Despite what Jane says, Hollywood is actually quite reluctant to make money if it can only be done by touching difficult political issues.
Ahhh...so "touching difficult political issues" is now doublespeak for "making shit up"? I need to update my translator.
And I still maintain that whatever your views on trespassing, even if you think you can win a lawsuit against a security guard, to refuse to move or stop filming when a burly man tells you not to requires a degree of physical courage.
Sure, I'll stipulate to that if you'll stipulate that it takes a special kind of moral midget to film himself being obnoxious and harrassing to wage-slave security guards -- the kind of person whose corner Moore claims to be in, the kind of average Joe he claims to be fighting for -- when he wants to talk to the CEO.
>>being obnoxious and harrassing to wage-slave security guards
Do security guards get paid any better if Michael Moore doesn't show up? Is their job any more interesting? Seems like you're making a load more unsupported assumptions here, Phil.
No, and they don't get paid any better if he does, either.

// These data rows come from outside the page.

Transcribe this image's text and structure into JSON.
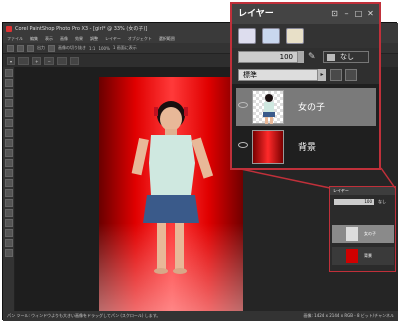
{
  "app": {
    "title": "Corel PaintShop Photo Pro X3 - [girl* @ 33% (女の子)]"
  },
  "menu": [
    "ファイル",
    "編集",
    "表示",
    "画像",
    "効果",
    "調整",
    "レイヤー",
    "オブジェクト",
    "選択範囲"
  ],
  "toolbar": {
    "buttons": [
      "出力",
      "画像の切り抜き",
      "1:1",
      "100%",
      "1 画面に表示"
    ]
  },
  "status": {
    "left": "パン ツール: ウィンドウよりも大きい画像をドラッグしてパン (スクロール) します。",
    "right": "画像: 1424 x 2144 x RGB - 8 ビット/チャンネル"
  },
  "layer_panel": {
    "title": "レイヤー",
    "opacity": "100",
    "group_label": "なし",
    "blend_mode": "標準",
    "layers": [
      {
        "name": "女の子"
      },
      {
        "name": "背景"
      }
    ]
  },
  "small_panel": {
    "title": "レイヤー",
    "opacity": "100",
    "group_label": "なし",
    "layers": [
      {
        "name": "女の子"
      },
      {
        "name": "背景"
      }
    ]
  },
  "colors": {
    "accent": "#c0303a",
    "canvas_red": "#e00000"
  }
}
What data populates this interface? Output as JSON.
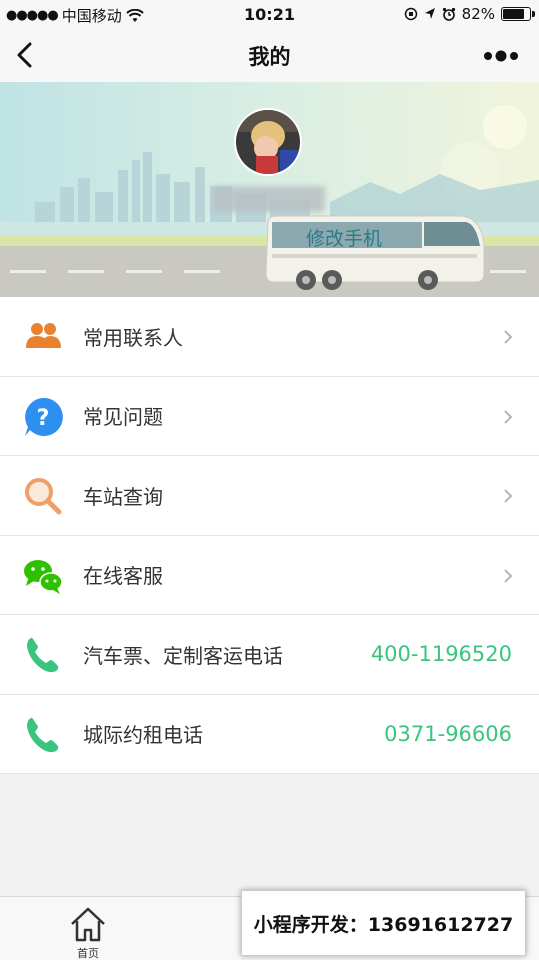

Look, Moore's whole schtick is predicated on taking on The Man, standing up against Evil Corporations to help the little guy. The security guard is an hourly-wage employee, and probably doesn't even work for the corporation, but for a private security firm -- he is the little guy. But as far as Moore's concerned, he's just cannon fodder for his shtick -- if he can make the guard look like an intimidating goon, or a befuddled moron, all the better. At worst, he's gotten some funny footage, and at best, he's shown how the Evil Corporation has corrupted this hourly-wage employee's noble soul. The guard as an individual doesn't matter to Moore one bit.
I don't think I'm making unsupported assumptions at all. It's not as if I've never seen his movies or read his tripe.